Ils nous ont fait sortir pied nu, avec les malheureux haillons que nous portions. Nous avions encore nos tenues d'infirmières et j'avais eu la bonne idée avant de me rendre à la ferme de l'ami de Varez d'enfiler un pull par-dessus. Josianne, elle n'avait qu'un fin t-shirt et je voyais la chair de poule sur ses bras nus, mais elle ne fit rien paraître sur son visage stoïque, masque impénétrable qui ne laissait deviner aucunes de ses émotions.

Elles ne devaient pas être bien différentes des miennes : peur, froid, faim, colère. Surtout la peur.

Je ne suis pas aussi forte que Josianne l'était pour dissimuler mes sentiments et les soldats s'en sont vite aperçus, se jouant de la peur qu'ils voyaient sur mon visage en criant encore plus fort et en s'amusant avec leurs armes pour nous impressionner.

J'ai glissé sur les pavés mouillés et je suis tombée par terre sous les ricanements et les plaisanteries des allemands présents dans la cour. L'un des soldats qui était chargé de nous escorter m'a donné un coup de pied dans les côtes en hurlant quelque chose qui devait vouloir dire « relève-toi », ce que j'ai fait péniblement. Mes genoux saignaient abondements et celui qui avait pris une étrange couleur entre le noir et le vert me fit à nouveau atrocement souffrir. Je me suis mordu la langue pour ne pas gémir. Surtout il ne faut pas gémir, me suis-je dit. Il ne faut pas leur montrer la douleur ou la peur parce qu'ils sont comme les chiens, ils la sentent.

On n'a été jetées sans ménagement à l'intérieur d'un fourgon à l'intérieur duquel se trouvait une dizaine d'autres femmes et un homme. On s'est serrés comme on le pouvait. Certaines étaient en sang, d'autres à peine couvertes et l'homme semblait être dans un bien sale état, recroquevillé sous un pardessus tout crasseux.

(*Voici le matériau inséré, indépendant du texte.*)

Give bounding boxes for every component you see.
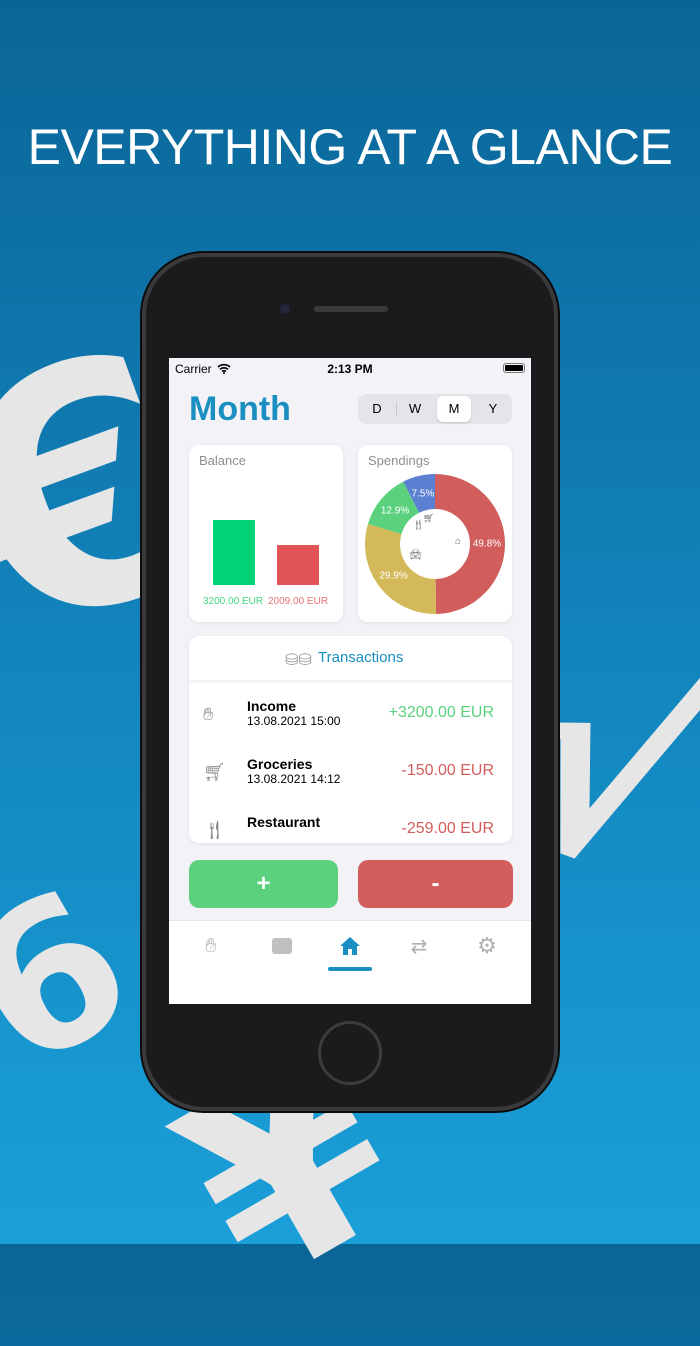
page-title: Month — [189, 390, 291, 428]
transactions-header[interactable]: ⛁⛁ Transactions — [189, 636, 512, 680]
phone-camera — [280, 304, 290, 314]
expense-value: 2009.00 EUR — [268, 596, 329, 607]
fork-knife-icon: 🍴︎ — [412, 520, 425, 531]
car-icon: 🚘︎ — [409, 550, 422, 561]
cart-icon: 🛒︎ — [423, 513, 435, 523]
period-month[interactable]: M — [437, 396, 471, 422]
six-symbol-decoration: 6 — [0, 843, 168, 1116]
tab-recurring[interactable]: ⇄ — [399, 931, 439, 961]
tab-home[interactable] — [330, 931, 370, 961]
slice-label: 49.8% — [473, 539, 501, 550]
tab-settings[interactable]: ⚙ — [467, 931, 507, 961]
carrier-label: Carrier — [175, 362, 212, 376]
balance-title: Balance — [199, 453, 246, 468]
app-screen: Carrier 2:13 PM Month D W M Y Balance 32… — [169, 358, 531, 1004]
spendings-title: Spendings — [368, 453, 430, 468]
balance-card[interactable]: Balance 3200.00 EUR 2009.00 EUR — [189, 445, 343, 622]
home-button[interactable] — [318, 1021, 382, 1085]
hand-coin-icon: ✋︎ — [203, 704, 214, 724]
repeat-icon: ⇄ — [410, 935, 428, 958]
transaction-name: Groceries — [247, 756, 313, 772]
headline: EVERYTHING AT A GLANCE — [27, 119, 673, 175]
wifi-icon — [217, 363, 231, 374]
period-week[interactable]: W — [408, 401, 422, 416]
donut-slice — [367, 481, 420, 534]
transaction-row[interactable]: 🛒︎ Groceries 13.08.2021 14:12 -150.00 EU… — [189, 756, 512, 800]
income-bar — [213, 520, 255, 585]
donut-slice — [365, 523, 437, 614]
tab-bar: ✋︎ ⇄ ⚙ — [169, 920, 531, 1004]
transaction-row[interactable]: ✋︎ Income 13.08.2021 15:00 +3200.00 EUR — [189, 698, 512, 742]
phone-speaker — [314, 306, 388, 312]
wallet-icon — [272, 938, 292, 954]
spendings-donut-chart: 49.8% 29.9% 12.9%7.5% — [365, 474, 506, 614]
transaction-name: Income — [247, 698, 297, 714]
transaction-date: 13.08.2021 15:00 — [247, 714, 341, 728]
home-icon — [340, 937, 360, 955]
clock: 2:13 PM — [327, 362, 373, 376]
transactions-title: Transactions — [318, 649, 404, 666]
add-expense-button[interactable]: - — [358, 860, 513, 908]
period-day[interactable]: D — [372, 401, 382, 416]
donut-slice — [435, 474, 506, 614]
income-value: 3200.00 EUR — [203, 596, 264, 607]
tab-wallet[interactable] — [262, 931, 302, 961]
gear-icon: ⚙ — [477, 933, 497, 958]
add-income-button[interactable]: + — [189, 860, 338, 908]
house-icon: ⌂ — [455, 536, 462, 547]
cart-icon: 🛒︎ — [203, 762, 226, 782]
spendings-card[interactable]: Spendings 49.8% 29.9% 12.9% 7.5% ⌂ 🚘︎ 🍴︎ 🛒︎ — [358, 445, 512, 622]
slice-label: 7.5% — [411, 488, 434, 499]
transaction-date: 13.08.2021 14:12 — [247, 772, 341, 786]
transaction-amount: -150.00 EUR — [401, 762, 495, 779]
expense-bar — [277, 544, 319, 585]
donut-slice — [403, 474, 435, 513]
transaction-amount: -259.00 EUR — [401, 820, 495, 837]
tab-income[interactable]: ✋︎ — [191, 931, 231, 961]
transactions-card: ⛁⛁ Transactions ✋︎ Income 13.08.2021 15:… — [189, 636, 512, 843]
transaction-name: Restaurant — [247, 814, 321, 830]
active-tab-indicator — [328, 967, 372, 971]
coins-icon: ⛁⛁ — [285, 652, 312, 669]
period-year[interactable]: Y — [488, 401, 498, 416]
period-selector: D W M Y — [358, 394, 512, 424]
slice-label: 29.9% — [379, 570, 407, 581]
transaction-row[interactable]: 🍴︎ Restaurant -259.00 EUR — [189, 814, 512, 843]
hand-coin-icon: ✋︎ — [205, 934, 217, 957]
transaction-amount: +3200.00 EUR — [388, 704, 494, 721]
slice-label: 12.9% — [381, 506, 409, 517]
battery-icon — [503, 363, 525, 373]
fork-knife-icon: 🍴︎ — [203, 820, 226, 840]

Le pardessus ! J'ai jeté un regard à Josianne et j'ai constaté qu'elle aussi avait pensé à lui. On a essayé de s'approcher comme on le pouvait  en ignorant les grognements des autres femmes qui refusaient de nous laisser passer. C'était sans compter sur Josianne qui les a poussées de ses coudes pour atteindre le blessé tandis que la voiture-fourgon démarrait en me faisant basculer vers l'avant. Je me suis rattrapée de justesse à Josianne, évitant ainsi de nouveaux maux à mes genoux. Les deux soldats SS chargés de nous surveiller n'ont pas bronchés en voyant notre remue-ménage, mais à vrai dire nous n'y avions même pas pensé à ceux-là.

L'homme avait le visage caché par son manteau. J'ai approché doucement ma main pour retirer avec précaution la capuche qui masquait son visage. Josianne et moi avons eu la même exclamation d'effroi. C'était bien lui. C'était le docteur Varez.